Indeed, what is most remarkable about this poll and the others is how strong support remains for the bill in spite of the best efforts of the well-funded opponents to spread disinformation:

“These poll results demonstrate that people support proposals that would boost clean energy technologies made in America, create 1.7 million jobs, and make us more energy independent,” said CAP’s Dan Weiss. “Despite big oil spending $80 million to smear the American Clean Energy and Security Act, a majority of Americans still believe that it would create jobs. Special interests’ scare tactics have failed.”

More polling:

I’ll end with a repost of a piece on last week’s Post poll by Ruy Teixeira, Senior Fellow at the Center for American Progress, a leading expert on public opinion analysis:

With all the brouhaha about health care reform, it’s easy to forget the other big domestic policy priority before Congress: energy policy and climate change. Here the Obama administration’s approach continues to receive solid public support. According to just-released data from ABC News/Washington Post, support is running about a 2–1 ratio for the proposed changes to U.S. energy policy (57 percent to 29 percent).

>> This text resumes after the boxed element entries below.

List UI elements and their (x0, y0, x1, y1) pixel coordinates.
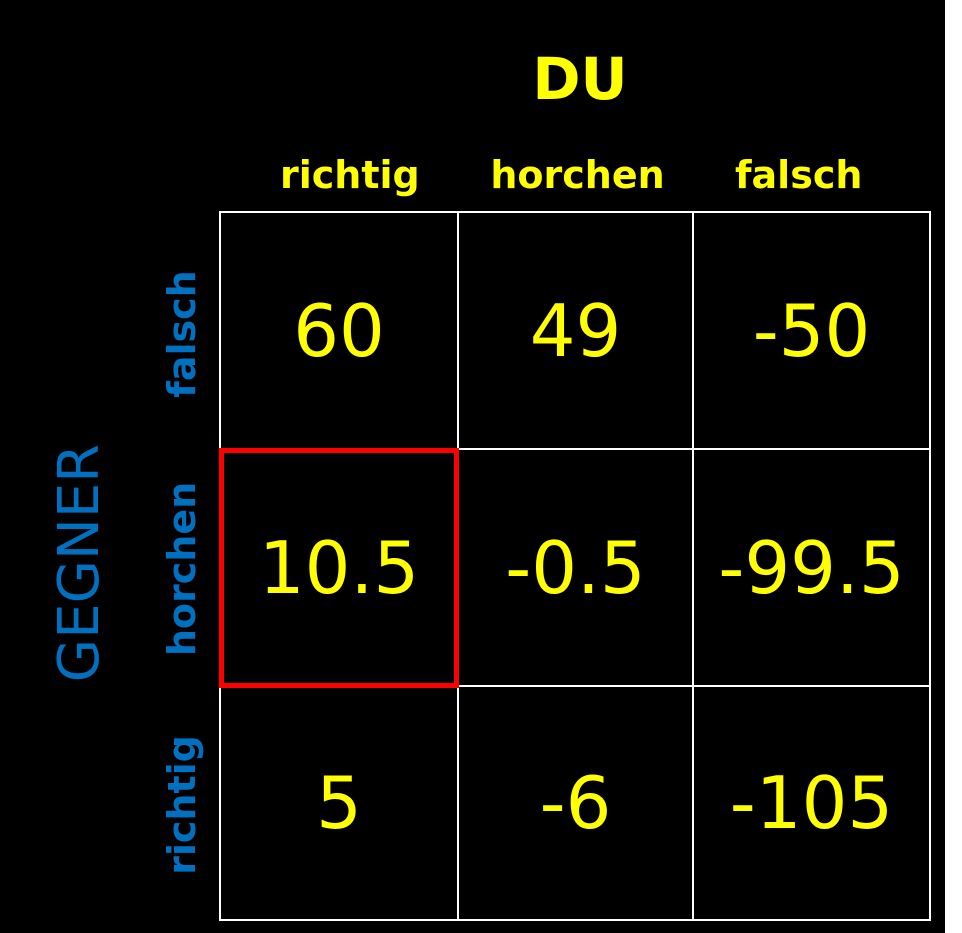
cell-horchen-richtig: 10.5 (219, 448, 459, 687)
matrix-grid: 60 49 -50 10.5 -0.5 -99.5 5 -6 -105 (219, 211, 931, 921)
cell-falsch-richtig: 60 (219, 211, 459, 450)
cell-richtig-richtig: 5 (219, 685, 459, 921)
column-label-horchen: horchen (490, 153, 665, 197)
cell-horchen-falsch: -99.5 (692, 448, 931, 687)
row-label-richtig: richtig (160, 735, 204, 875)
row-player-title: GEGNER (47, 443, 112, 683)
column-label-falsch: falsch (735, 153, 863, 197)
row-label-falsch: falsch (160, 270, 204, 398)
cell-horchen-horchen: -0.5 (457, 448, 694, 687)
column-player-title: DU (532, 45, 628, 113)
cell-richtig-falsch: -105 (692, 685, 931, 921)
cell-richtig-horchen: -6 (457, 685, 694, 921)
column-label-richtig: richtig (280, 153, 420, 197)
row-label-horchen: horchen (160, 481, 204, 657)
cell-falsch-falsch: -50 (692, 211, 931, 450)
cell-falsch-horchen: 49 (457, 211, 694, 450)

Moreover, more people think these changes would add jobs in their state than believe jobs would be lost (36 percent to 15 percent). Evidently, conservative attempts to characterize the energy bill as a huge job-loser have so far failed to sway the public.

Support for a “cap-and-trade” approach to greenhouse gas regulation has also been holding steady. In June, there was a 52–42 support for this approach; today it’s an essentially identical 52–43 in favor.

Finally, it’s worth noting that the public’s top-five-rated policy steps to address our country’s energy needs all involve alternative energy and conservation, not fossil fuels or nuclear: develop more solar and wind power (91 percent in favor); require car manufacturers to improve the fuel efficiency of vehicles sold in this country (85 percent); develop electric car technology (82 percent); require more energy conservation by businesses and industries (78 percent); and require more energy conservation by consumers (73 percent).

It’s clear which way the public wants to go. Let’s hope Congress follows along.